Commentary by David Fuller

Rare Brexit Optimist Calls for Pound to Climb Back Toward $1.50

Here is the opening and also a latter section from this topical article from Bloomberg:

The pound trading at $1.50 may seem like a distant memory, yet a few voices see it fully recovering from the Brexit sell-off.

A weaker pound will support growth and restore balance in the U.K. economy, while the country will be able to strike a deal in exit talks with the European Union that maintains its competitiveness, said Stephen Jen, chief executive of investment company Eurizon SLJ Capital Ltd. The pound may take a couple of years to return to a pre-Brexit level, he said.

“We will not lose sight of this view,’’ said Jen, a 20-year veteran of foreign exchange markets. “The U.K. is going to perform very well outside the European Union, but this is a long term view. Brexit could be a very interesting journey for the two parties involved.”

And:

U.K. Prime Minister Theresa May will face an array of demands from EU nations in negotiating Britain’s future relationship with the bloc, according to a Bloomberg analysis of the region’s 27 other members. Jen said the City of London did not attain its status because of the U.K.’s EU membership, but for its rule of law, transparency, use of English and labor market flexibility.

“How can Paris become a financial center if you can’t fire anyone there?” Jen said.

David Fuller's view

I will quibble with the “Rare Brexit Optimist” opening in the headline above.  There are many Brexit optimists although they recognise the need for good governance in dealing with near-term challenges of uncertainty and also assisting the UK’s long-term GDP growth potential. 

As for Sterling’s performance, it is understandably acting as a safety valve during Brexit uncertainty.  Next year and beyond, its performance will vary against other currencies in line with relative economic expectations.

Stephen Jens only compares GBP/USD in the article above.  No country wants a strong currency in a slow growth deflationary environment.  However, some countries can stand currency strength more than others.  I maintain that the Dollar Index is in a secular bull market, having ended its secular bear trend in 2008.  US investment banks are no longer the casinos of earlier years.  While the US political environment is somewhat unsettling, the economy’s comparative advantages of cheap energy and a runaway lead in many technologies underpin long-term potential for relative economic stability.  The US Treasury and Federal Reserve are trying to hold the Dollar in check, at least until the global economy is stronger.  Consequently it may be a number of years before Sterling clears $1.50 for any length of time.       

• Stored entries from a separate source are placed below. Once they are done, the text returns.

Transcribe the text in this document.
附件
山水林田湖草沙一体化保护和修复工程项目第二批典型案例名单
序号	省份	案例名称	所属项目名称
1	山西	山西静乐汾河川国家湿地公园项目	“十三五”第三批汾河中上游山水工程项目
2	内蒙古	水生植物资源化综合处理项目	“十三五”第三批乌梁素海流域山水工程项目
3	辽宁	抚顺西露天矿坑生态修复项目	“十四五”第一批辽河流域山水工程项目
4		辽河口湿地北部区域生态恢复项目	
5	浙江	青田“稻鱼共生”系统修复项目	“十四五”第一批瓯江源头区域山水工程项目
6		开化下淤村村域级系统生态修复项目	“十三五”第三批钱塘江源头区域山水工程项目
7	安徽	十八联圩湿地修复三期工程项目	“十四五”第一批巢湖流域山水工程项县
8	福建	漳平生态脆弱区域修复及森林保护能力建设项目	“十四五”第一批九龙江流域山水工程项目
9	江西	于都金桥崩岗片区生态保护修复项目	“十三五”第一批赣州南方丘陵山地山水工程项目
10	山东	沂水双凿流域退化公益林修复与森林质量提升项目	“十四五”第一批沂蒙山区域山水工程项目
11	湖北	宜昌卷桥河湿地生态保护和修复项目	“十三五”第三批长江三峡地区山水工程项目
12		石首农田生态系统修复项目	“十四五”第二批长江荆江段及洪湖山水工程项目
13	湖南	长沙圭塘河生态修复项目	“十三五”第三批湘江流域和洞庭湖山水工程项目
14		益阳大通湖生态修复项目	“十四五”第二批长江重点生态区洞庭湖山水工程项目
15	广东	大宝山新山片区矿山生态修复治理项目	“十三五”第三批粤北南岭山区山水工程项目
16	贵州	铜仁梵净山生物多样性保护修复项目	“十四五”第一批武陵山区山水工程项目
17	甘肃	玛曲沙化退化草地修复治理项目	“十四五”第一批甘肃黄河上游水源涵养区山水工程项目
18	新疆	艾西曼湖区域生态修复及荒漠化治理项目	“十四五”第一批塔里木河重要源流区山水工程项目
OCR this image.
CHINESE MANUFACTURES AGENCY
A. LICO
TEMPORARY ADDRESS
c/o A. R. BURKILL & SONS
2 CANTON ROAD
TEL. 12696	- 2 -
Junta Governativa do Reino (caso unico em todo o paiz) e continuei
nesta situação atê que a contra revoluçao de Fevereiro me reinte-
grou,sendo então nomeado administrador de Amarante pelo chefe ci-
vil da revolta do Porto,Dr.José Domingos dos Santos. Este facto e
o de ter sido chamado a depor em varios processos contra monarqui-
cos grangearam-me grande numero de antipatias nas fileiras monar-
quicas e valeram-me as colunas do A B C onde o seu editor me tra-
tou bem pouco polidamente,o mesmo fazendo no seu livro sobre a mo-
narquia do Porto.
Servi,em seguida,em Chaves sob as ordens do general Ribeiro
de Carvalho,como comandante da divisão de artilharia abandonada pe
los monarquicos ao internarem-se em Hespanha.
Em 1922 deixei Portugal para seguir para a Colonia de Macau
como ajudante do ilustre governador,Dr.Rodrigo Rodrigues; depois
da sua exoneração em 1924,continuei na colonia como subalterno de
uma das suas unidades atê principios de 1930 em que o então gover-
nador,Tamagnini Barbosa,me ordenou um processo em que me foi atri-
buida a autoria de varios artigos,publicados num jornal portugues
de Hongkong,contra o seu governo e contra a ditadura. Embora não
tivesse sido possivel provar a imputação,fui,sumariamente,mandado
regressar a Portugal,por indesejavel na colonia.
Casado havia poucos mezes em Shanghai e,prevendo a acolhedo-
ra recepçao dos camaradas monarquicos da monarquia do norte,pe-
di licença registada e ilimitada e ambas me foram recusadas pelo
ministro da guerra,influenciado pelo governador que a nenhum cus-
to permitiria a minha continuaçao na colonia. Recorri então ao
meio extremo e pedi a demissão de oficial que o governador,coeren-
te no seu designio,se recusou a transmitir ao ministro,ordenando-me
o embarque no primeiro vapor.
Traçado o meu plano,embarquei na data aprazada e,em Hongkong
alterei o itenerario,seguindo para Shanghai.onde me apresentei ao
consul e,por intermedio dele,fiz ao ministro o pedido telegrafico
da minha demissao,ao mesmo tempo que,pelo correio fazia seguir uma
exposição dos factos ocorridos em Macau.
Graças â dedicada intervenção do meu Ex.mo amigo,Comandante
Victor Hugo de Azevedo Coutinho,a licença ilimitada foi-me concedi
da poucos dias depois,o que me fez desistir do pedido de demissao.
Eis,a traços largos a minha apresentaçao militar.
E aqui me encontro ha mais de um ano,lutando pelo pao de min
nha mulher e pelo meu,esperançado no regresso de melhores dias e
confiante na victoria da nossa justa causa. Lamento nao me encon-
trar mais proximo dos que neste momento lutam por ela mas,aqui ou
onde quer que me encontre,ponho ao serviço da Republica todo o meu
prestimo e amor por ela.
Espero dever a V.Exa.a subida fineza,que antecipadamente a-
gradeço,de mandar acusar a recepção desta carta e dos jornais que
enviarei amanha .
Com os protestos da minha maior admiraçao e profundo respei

GBP/EUR is now very competitive near current levels of €1.164.  An important reason for the Euro’s strength is its role as the world’s second most liquid reserve currency.  However, this remains a headwind for  EU economies.  Therefore, GBP’s downside risk against EUR is probably limited to the possibility of a temporary overshoot due to current speculation.  Over the medium term, short covering and a stronger outlook for the UK economy could push GBP/EUR back above €1.30 well before we see GBP/USD above $1.50.  I would not expect a clearly stronger Euro until Southern European countries drop out of the single currency which then begins to resemble Deutsche Mark lite.